Examples of Regression Intervention
During the development of 2.6.15, a scheduler cleanup was merged that accidentally changed behavior, cuasing the scheduler to not balance workload properly. The error was most noticeable on Itanium systems, and the Volano benchmark degraded 60 percent. The LKP project quickly identified the cause and reported the problem. The next release candidate kernel had the issue fixed.
During 2.6.21 development, a change was made to the CFQ I/O scheduler intended to be an optimization. However the new behavior actually slowed performance 15 percent for multithreaded, read/write I/O (while working beautifully for single-threaded I/O). The LKP team worked with Jens Axboe (the Linux block and CFQ maintainer) on this issue with the end result that 2.6.22 reverses the regression and shows a 2 percent improvement.
True Tales of Regressions
Sadly, not all regressions can be prevented, even when identified. A recent example was a change in the Linux TCP/IP stack where the kernel started to send more ACK packets than before. These extra packets cost performance (sending packets takes work and takes away bandwidth from other packets). However, the change was made intentionally to fix a correctness bug where Linux in some cases didn’t send the packets that it was supposed to send, according to the protocol. Of course, everyone prefers a reliable TCP/IP connection over one that is a little bit faster but unreliable.
Another recent change that caused a benchmark regression was a virtual memory tunable change. The VM has a tunable that controls when background disk I/O starts to happen. The tunable is expressed as a percentage of memory that would need to go to disk. This percentage used to be set at 40 percent: if 40 percent of the memory in a system was modified, the kernel would start sending data to the disk.
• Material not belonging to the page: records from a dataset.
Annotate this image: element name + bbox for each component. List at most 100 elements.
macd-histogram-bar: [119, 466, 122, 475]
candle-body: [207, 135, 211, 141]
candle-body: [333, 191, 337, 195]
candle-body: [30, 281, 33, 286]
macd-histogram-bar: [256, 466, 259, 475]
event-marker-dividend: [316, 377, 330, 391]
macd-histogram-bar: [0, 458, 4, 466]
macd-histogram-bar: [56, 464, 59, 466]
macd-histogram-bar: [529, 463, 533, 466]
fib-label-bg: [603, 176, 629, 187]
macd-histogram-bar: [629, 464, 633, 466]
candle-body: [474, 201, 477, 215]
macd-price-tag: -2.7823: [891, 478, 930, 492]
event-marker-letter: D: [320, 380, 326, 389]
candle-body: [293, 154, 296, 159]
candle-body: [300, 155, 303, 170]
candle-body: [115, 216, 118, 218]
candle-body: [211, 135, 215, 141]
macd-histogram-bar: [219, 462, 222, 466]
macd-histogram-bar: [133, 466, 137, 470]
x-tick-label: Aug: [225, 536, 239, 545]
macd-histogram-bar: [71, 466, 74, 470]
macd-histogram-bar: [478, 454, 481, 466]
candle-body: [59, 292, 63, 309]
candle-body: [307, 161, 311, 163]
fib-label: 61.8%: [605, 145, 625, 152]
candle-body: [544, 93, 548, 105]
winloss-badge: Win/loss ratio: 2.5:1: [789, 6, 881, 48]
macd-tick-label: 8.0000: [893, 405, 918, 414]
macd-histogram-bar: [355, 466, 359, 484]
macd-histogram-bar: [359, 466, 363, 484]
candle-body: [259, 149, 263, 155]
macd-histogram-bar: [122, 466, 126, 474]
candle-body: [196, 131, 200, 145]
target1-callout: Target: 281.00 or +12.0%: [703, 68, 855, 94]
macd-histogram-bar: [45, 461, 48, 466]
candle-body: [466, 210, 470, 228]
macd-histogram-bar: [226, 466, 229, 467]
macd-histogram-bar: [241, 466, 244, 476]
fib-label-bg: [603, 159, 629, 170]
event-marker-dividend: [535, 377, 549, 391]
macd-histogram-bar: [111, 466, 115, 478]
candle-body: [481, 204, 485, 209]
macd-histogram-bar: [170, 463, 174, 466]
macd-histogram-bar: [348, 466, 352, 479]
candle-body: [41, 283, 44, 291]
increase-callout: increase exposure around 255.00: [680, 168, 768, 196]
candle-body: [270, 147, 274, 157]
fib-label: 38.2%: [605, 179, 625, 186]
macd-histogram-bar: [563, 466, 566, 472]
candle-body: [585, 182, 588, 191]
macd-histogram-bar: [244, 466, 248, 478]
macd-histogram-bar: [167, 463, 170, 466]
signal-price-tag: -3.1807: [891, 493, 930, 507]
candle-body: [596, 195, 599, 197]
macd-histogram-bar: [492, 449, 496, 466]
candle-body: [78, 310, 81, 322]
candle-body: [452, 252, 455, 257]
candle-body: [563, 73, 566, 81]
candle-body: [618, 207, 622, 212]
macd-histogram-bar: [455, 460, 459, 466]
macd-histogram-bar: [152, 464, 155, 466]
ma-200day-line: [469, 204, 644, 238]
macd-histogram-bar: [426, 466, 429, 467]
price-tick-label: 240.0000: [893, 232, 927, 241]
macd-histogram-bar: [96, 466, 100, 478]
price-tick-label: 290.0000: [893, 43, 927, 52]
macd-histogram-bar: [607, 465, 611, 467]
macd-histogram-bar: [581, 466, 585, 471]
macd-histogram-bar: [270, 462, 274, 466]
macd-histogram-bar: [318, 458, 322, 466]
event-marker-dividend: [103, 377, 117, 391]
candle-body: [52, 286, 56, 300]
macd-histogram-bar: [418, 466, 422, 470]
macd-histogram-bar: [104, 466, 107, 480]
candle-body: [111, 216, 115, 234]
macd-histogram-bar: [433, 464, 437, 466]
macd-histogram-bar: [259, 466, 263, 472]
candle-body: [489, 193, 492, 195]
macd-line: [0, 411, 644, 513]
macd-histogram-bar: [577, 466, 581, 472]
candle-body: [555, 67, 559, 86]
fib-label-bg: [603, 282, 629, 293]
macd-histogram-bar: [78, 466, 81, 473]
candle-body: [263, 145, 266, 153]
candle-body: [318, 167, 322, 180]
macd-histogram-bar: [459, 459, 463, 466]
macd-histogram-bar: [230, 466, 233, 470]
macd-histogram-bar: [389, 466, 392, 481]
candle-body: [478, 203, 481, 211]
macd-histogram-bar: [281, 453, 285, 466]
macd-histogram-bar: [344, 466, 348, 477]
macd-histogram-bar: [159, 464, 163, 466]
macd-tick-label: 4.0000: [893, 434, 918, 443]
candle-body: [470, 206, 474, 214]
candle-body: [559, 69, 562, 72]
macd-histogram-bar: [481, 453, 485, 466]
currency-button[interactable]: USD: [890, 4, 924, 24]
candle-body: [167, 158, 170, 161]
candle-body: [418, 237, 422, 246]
Recently, Linus changed the default value of this percentage to 10 percent.
After the change, some of the benchmarks started to show lower performance. Linus and Andrew Morton investigated the issue when the LKP team brought it up, and concluded that, in this case, the benchmark behavior was artificial and not representative of real-world applications. In addition, the new setting of 10 percent would improve system behavior for real people by having a much smoother I/O pattern, rather than a chunky I/O pattern.
Much like beauty, benchmarks depend on the eye of the beholder.